One of the chief things Shakespeare does in his work is poke holes in people's masks. He makes his audience question themselves and the face they put on for the world. Women dress as men. Men dress as women. Mechanics become asses. Kings lose everything and re-find it anew. Lovers change who they lust for. Characters get beat down into a mush, a pladoh for future molding by the bard. Shakespeare composes worlds of collapsing boundaries, of changing language and rhythms. He smashes the societal lens we see through--a cultural trap only we can escape from, and he does this by demolishing walls of identity. Judith Butler, for one, suggested gender is merely a cultural play we perform for others. There is no "true" woman role, only the role we choose to perform. Hence, cross dressing reveals the illusion of gender types. When a man dresses as a woman, or a woman as a man, they clearly perform something which is often hidden to us by our own culture, bringing light to the illusion we live every day. Butler states, in her "Gender Trouble":

Is drag the imitation of gender, or does it dramatize the signifying gestures through which gender itself is established? Does being female constitute a 'natural fact' or a cultural performance, or is 'naturalness' constituted through discursively constrained performative acts that produce the body through and within the categories of sex? Divine notwithstanding, gender practices within the gay and lesbian cultures often thematize 'the natural' in parodic contexts that bring into relief the performative construction of an original and true sex. What other foundational categories of identity--the binary of sex, gender, and the body--can be shown as productions that create the effect of the natural, the original, and the inevitable?

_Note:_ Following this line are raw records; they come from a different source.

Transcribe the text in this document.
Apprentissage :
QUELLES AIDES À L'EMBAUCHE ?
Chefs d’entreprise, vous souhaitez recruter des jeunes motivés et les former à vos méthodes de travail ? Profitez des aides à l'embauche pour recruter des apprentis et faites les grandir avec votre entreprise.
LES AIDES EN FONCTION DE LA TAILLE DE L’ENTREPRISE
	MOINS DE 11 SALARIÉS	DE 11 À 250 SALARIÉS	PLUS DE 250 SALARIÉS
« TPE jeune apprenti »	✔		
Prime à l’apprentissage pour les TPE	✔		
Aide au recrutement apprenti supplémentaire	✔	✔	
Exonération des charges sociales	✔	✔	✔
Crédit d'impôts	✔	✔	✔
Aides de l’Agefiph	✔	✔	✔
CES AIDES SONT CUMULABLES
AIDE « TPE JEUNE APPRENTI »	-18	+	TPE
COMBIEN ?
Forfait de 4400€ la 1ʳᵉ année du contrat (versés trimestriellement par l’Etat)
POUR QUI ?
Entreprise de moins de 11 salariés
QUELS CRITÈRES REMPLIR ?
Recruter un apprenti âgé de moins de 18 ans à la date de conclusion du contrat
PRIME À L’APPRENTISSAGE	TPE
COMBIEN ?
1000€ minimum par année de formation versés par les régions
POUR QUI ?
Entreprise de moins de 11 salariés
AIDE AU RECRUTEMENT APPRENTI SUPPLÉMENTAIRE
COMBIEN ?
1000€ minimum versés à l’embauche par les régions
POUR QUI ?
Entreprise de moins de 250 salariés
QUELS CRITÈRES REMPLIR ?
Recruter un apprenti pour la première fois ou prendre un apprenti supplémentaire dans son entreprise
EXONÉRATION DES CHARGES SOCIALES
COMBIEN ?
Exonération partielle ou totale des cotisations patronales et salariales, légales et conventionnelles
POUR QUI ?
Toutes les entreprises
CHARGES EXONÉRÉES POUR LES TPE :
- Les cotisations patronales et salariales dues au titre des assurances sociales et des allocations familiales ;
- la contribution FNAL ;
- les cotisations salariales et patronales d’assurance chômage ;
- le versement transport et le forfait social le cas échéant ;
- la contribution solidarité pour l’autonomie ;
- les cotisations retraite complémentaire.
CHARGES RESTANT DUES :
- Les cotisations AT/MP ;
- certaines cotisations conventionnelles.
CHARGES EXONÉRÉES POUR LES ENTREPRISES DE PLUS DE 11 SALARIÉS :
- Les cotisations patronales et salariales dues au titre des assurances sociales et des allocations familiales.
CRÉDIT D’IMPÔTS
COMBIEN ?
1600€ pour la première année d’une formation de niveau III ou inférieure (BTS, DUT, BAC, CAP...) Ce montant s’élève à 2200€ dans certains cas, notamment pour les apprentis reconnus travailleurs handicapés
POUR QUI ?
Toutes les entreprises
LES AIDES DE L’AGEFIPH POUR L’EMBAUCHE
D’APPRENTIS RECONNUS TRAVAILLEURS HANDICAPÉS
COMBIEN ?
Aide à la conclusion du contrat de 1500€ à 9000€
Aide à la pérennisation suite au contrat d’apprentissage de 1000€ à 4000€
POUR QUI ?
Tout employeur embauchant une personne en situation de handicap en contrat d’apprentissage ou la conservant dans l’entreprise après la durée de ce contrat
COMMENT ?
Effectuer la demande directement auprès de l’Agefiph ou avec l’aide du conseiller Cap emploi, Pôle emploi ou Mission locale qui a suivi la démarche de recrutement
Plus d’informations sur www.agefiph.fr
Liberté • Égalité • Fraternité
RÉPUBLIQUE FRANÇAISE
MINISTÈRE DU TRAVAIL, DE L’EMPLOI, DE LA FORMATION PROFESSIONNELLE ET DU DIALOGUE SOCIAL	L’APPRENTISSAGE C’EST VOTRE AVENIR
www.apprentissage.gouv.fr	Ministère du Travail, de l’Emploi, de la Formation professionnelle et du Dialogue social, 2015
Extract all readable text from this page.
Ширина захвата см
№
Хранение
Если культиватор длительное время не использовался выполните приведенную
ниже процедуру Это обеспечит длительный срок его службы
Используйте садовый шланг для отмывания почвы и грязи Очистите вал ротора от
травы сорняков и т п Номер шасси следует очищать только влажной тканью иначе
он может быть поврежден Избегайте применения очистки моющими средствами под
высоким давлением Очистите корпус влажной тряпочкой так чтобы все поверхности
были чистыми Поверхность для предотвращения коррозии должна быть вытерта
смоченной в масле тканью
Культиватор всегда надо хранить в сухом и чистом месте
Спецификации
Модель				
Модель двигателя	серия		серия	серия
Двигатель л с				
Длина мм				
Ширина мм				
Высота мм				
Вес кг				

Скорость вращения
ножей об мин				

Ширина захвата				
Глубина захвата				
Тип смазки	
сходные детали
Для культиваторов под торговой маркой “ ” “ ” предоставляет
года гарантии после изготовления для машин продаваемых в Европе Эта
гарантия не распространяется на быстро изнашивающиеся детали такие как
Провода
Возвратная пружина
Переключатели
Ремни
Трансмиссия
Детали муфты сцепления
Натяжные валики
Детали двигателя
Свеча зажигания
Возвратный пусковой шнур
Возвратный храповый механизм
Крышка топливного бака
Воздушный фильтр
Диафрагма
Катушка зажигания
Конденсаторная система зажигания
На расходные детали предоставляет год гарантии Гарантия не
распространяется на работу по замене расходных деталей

Often, when authors use cross-dressing as a thematic point, it is to illuminate the unfixed identity. Shakespeare uses it in A Midsummer's Night Dream when Francis Flute dresses as Thisbe and in As You Like It when Rosalind puts on the mask of Ganymede. But even before any line is spoken, there is still the fact that all the female roles are performed by men. There is much confusion and it is very pertinent that often this gender anarchy takes place in the forest or Northrop Frye's "Green World"--a realm without designators, walls, or borders, of Dionysus, the god of masks, chaos, and the theater, of the Mother Goddess, Titania, Demeter, Venus, and Isis. The Green World's wholeness reveals the made-up games we play in the masculine world. It is the obelisk versus the dome. Emotion versus rationality. Rome versus Egypt. The Federation versus the Borg. The Doctor versus the Dalek. Meg Murry versus IT.

The lives we lead are dreams that we ourselves construct. Prospero, in The Tempest, is a master of dream, myth, and story. According to Caliban, he derives his power from books, saying "thou mayest brain him, having first seized his books; [...] for without them, he's but a sot" (ACT III.2, 87-8, 91-2). However, Prospero already knows how this tale plays out, and he weaves one of forgiveness for all involved. Everyone is trapped inside a particular story or dream, and that is the power of myth, to enlighten us on which one we are in. The more we read the more power we begin to accumulate. We begin to see the stories around us, and most importantly, the story which we are playing in. Prospero would know if you were to ask him. He is the master magician, everything and nothing, and in ACT IV.1, says sublimely, "We are such stuff as dreams are made on, and our little life is rounded with a sleep" (156-8). To the Hindus, we are the multi-armed dreaming god--tentacle points poking into "reality". Who are we really? That is a question even the great bard cannot answer, though he tried to the best of his ability.